Bagaimana Elon Musk Menjadi Pemimpin yang Positif

elon musk positive leader tesla charging

Elon Musk adalah nama rumah tangga di seluruh dunia. Seorang pengusaha terkenal di dunia dengan basis penggemar online yang besar. Tapi, bagaimana dengan Musk yang membuatnya begitu mempesona sebagai pemimpin yang positif? Pertama, kita perlu memahami siapa dia dan bagaimana dia menjadi.

Masa muda

Elon Musk lahir di Afrika Selatan. Keluarganya sangat kaya berkat ayahnya yang memiliki tambang zamrud. Di kemudian hari, Musk menjadi tertarik pada komputer dan pengkodean. Dia bahkan membuat kode permainannya sendiri dan menjualnya seharga $500.

Dia akan pergi ke Amerika Serikat dan Kanada untuk kuliah. Kemudian, ketika Internet mulai menjadi fenomena yang semakin besar, Musk mulai fokus pada hal itu.

Perusahaan Pertama

Elon, saudaranya Kimbal, dan seorang mitra bisnis memulai perusahaan pertama mereka yang merupakan panduan kota online. Mereka tidur di ruang kantor sewaan kecil dan memusatkan seluruh waktu mereka pada hal ini. Mereka kemudian melanjutkan untuk membuat bentuk pertama PayPal pada tahun 1999.

Ruang X

Pada awal 2000-an, Musk menjadi terpesona dengan Mars dan eksplorasi ruang angkasa. Musk akan menemukan Space X dan menjadi CEO dan Chief Engineer.

kepemimpinan Musk

Sejak itu Musk telah memulai beberapa bisnis lain dan telah menjadi orang paling kuat dan terkaya di dunia. Namun, dalam perjalanannya, ia mengalami kontroversi, biasanya karena ia membuka mulutnya ketika tidak ada yang memintanya.

Namun, terlepas dari reputasinya, ia telah terbukti menjadi pengusaha sukses dan pemimpin yang cukup positif. Juga jelas bahwa dia melakukan sesuatu yang membuatnya berhasil dan itu berasal dari gaya kepemimpinannya.

Pikiran Terbuka

Musk mendorong timnya untuk berpikiran terbuka dan menemukan solusi baru untuk masalah kita. Dia memupuk mentalitas itu karena membantu membangun hubungan dan loyalitas. Musk telah mengutip pemikirannya tentang tren, “… saran yang akan saya berikan adalah untuk tidak mengikuti tren secara membabi buta. Mempertanyakan dan menantang status quo. Pastikan Anda memahami prinsip-prinsip dasar dari apa yang Anda coba lakukan sebelum Anda masuk ke detailnya, jika tidak, Anda bisa membangun di tempat yang salah.”
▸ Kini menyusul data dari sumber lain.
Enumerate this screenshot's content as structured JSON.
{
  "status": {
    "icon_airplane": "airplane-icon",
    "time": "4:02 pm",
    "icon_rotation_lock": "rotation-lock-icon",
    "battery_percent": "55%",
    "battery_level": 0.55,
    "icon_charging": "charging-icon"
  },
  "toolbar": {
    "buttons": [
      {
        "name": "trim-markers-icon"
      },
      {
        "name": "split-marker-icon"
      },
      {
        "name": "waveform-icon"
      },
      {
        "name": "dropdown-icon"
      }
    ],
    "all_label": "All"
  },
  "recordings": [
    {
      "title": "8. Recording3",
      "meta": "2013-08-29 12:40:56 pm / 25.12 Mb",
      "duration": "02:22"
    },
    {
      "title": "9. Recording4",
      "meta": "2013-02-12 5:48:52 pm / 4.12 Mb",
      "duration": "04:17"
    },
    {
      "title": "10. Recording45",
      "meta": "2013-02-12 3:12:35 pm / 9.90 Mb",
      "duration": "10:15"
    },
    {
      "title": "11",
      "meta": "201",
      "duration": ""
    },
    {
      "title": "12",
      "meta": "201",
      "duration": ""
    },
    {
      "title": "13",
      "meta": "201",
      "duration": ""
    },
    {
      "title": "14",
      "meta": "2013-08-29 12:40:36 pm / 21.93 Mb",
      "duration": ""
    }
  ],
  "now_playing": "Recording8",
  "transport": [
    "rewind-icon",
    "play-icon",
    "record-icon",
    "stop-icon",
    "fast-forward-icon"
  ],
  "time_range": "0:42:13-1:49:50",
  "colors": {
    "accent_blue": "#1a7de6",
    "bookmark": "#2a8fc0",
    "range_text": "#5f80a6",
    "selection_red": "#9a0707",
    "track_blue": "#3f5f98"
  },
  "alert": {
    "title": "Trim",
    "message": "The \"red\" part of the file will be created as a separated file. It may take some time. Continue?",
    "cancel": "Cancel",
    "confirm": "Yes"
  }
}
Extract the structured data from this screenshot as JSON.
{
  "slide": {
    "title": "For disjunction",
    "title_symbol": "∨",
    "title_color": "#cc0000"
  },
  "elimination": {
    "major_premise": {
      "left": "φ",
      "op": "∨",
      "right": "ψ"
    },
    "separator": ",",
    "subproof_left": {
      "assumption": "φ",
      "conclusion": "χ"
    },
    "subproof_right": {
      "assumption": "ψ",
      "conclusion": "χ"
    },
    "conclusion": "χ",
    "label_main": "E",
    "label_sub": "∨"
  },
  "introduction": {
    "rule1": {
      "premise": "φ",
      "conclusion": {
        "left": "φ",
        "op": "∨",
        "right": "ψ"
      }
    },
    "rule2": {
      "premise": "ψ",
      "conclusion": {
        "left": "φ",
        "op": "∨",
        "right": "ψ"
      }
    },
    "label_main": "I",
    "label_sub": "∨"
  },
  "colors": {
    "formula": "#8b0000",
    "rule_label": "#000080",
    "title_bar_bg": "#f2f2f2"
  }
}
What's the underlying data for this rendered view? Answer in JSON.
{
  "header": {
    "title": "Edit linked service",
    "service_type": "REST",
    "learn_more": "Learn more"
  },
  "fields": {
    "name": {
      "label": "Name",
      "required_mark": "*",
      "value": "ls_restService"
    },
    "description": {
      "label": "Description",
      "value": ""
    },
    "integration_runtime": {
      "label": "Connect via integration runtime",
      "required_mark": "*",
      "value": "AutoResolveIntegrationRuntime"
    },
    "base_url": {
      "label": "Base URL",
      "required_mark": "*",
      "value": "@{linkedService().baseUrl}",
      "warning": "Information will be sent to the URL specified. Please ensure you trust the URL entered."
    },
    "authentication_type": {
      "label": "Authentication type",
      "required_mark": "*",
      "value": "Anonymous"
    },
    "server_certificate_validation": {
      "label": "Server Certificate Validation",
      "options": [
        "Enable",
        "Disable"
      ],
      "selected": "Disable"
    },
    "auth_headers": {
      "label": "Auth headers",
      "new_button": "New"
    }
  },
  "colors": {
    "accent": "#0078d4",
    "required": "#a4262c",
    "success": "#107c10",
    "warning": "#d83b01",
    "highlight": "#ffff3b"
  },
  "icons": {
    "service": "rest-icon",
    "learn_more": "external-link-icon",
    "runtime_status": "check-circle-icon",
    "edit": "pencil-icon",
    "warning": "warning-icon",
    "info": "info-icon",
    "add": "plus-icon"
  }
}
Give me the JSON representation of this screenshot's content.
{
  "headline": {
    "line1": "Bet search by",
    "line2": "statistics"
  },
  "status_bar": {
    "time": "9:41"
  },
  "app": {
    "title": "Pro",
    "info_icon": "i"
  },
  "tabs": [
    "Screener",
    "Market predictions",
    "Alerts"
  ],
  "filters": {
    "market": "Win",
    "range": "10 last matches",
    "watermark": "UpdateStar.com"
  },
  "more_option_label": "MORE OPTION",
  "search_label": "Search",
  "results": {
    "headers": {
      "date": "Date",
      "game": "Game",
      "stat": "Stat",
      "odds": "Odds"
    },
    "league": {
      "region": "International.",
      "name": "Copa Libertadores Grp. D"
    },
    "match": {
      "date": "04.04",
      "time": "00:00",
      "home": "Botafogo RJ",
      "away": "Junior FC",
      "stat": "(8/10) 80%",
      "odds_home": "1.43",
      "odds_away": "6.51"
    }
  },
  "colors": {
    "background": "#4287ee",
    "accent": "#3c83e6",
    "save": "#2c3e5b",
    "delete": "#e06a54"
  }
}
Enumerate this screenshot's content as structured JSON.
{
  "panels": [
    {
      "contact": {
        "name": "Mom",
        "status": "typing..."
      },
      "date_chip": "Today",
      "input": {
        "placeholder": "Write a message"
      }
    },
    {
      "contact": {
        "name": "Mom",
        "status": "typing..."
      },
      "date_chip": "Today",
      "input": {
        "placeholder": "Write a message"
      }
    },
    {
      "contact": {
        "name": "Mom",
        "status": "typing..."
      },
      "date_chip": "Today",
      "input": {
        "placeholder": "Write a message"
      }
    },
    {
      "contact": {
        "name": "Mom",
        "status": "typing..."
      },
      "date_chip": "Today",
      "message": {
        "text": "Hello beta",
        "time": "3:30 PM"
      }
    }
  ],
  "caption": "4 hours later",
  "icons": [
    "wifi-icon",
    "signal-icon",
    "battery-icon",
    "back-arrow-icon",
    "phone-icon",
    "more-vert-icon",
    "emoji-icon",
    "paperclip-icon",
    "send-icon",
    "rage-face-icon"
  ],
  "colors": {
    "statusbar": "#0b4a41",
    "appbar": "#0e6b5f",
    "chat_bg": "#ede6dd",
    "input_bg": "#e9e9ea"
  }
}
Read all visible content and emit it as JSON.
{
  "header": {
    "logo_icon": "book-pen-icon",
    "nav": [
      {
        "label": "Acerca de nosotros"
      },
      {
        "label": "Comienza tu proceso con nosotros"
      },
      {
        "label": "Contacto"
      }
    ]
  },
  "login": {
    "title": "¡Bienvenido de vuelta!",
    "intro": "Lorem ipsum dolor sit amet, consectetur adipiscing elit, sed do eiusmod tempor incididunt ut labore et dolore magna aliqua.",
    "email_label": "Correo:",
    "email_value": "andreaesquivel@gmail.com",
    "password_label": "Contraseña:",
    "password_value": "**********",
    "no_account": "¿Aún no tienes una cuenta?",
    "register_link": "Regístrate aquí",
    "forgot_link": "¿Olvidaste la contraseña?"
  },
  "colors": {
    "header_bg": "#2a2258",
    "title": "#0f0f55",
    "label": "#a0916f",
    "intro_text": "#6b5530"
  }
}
Kegagalan dan ketakutan sebagai motivasi

Pada tahun 2018, Musk men-tweet tentang kesulitan dan kebodohan memulai dan menjalankan perusahaan roket. Dia telah dihapus sebagai CEO dari dua perusahaan teknologi dan Tesla dan Space X berada di ambang kehancuran dari kebangkrutan satu dekade sebelumnya.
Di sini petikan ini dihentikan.